Where x can be a vector, matrix, or data frame. It returns a logical vector of the same length as the number of rows (or elements) in x, with TRUE for rows without any NA values and FALSE otherwise.

r
complete.cases(x)
💻

Example

This example shows how to use complete.cases() to filter out rows with missing values from a data frame.

r
data <- data.frame(
  name = c("Alice", "Bob", "Carol", "David"),
  age = c(25, NA, 30, 22),
  score = c(88, 92, NA, 75)
)

# Show original data
print(data)

# Use complete.cases to find rows without NA
complete_rows <- complete.cases(data)
print(complete_rows)

# Filter data to keep only complete rows
clean_data <- data[complete_rows, ]
print(clean_data)
Output
name age score 1 Alice 25 88 2 Bob NA 92 3 Carol 30 NA 4 David 22 75 [1] TRUE FALSE FALSE TRUE name age score 1 Alice 25 88 4 David 22 75
⚠️

Common Pitfalls

One common mistake is to assume complete.cases() removes rows automatically. It only returns a logical vector; you must subset your data explicitly.
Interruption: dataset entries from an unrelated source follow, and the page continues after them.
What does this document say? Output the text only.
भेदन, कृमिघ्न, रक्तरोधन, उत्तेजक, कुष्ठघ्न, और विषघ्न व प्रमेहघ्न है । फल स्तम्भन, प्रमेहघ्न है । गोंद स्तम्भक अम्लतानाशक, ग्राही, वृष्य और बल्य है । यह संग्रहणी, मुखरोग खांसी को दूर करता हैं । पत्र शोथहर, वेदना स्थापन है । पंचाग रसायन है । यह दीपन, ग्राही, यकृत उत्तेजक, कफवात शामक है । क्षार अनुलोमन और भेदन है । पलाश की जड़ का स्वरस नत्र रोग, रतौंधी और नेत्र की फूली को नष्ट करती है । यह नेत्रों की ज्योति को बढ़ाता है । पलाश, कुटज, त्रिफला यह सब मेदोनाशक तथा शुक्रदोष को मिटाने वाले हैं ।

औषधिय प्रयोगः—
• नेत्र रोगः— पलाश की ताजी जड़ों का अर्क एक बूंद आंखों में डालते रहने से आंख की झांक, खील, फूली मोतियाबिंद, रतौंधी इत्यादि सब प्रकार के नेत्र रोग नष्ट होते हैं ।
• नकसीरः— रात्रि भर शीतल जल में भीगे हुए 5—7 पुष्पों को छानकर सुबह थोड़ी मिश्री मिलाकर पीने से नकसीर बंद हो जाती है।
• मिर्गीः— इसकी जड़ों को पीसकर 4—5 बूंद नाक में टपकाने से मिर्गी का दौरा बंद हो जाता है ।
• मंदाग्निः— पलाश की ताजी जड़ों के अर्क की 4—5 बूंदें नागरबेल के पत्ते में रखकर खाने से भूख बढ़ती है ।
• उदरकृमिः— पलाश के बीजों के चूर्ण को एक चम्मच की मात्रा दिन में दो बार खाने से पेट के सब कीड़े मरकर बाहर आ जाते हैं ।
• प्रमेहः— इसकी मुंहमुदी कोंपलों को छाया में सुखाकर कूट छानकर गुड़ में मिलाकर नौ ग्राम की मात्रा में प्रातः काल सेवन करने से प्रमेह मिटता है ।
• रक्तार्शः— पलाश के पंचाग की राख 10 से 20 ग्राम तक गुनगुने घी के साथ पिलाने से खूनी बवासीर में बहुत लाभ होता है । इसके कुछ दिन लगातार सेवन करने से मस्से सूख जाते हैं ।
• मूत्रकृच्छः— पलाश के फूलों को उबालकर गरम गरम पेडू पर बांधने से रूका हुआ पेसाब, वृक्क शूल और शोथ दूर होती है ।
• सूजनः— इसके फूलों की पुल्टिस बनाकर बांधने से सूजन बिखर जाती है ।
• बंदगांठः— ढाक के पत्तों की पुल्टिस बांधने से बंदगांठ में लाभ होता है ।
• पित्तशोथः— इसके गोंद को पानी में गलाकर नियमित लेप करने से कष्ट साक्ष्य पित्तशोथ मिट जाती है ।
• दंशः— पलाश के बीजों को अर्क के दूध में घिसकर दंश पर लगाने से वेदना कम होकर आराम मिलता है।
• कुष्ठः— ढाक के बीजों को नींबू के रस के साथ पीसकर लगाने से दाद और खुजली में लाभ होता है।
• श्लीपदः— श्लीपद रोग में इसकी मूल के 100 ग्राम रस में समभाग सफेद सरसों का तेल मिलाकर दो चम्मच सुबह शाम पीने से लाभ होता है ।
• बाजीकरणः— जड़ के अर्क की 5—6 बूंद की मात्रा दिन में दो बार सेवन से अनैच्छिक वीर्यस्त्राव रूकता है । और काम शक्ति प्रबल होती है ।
Another pitfall is using it on a vector with missing values expecting a data frame output.

r
data <- data.frame(x = c(1, NA, 3), y = c(NA, 2, 3))

# Wrong: just calling complete.cases does not remove rows
complete.cases(data)

# Right: subset data using complete.cases
clean_data <- data[complete.cases(data), ]
print(clean_data)
Output
[1] FALSE FALSE TRUE x y 3 3 3
📊

Quick Reference

Tips for using complete.cases():

  • Use it to identify rows without any NA values.
  • Subset your data frame with it to remove incomplete rows.
  • Works on vectors, matrices, and data frames.
  • Returns a logical vector matching the number of rows or elements.

Key Takeaways

Use complete.cases(x) to get a logical vector marking rows without missing values.
Subset your data frame with complete.cases to remove rows containing NA.
complete.cases works on vectors, matrices, and data frames alike.
It does not remove rows by itself; you must subset your data explicitly.
Check the logical output before subsetting to understand which rows are complete.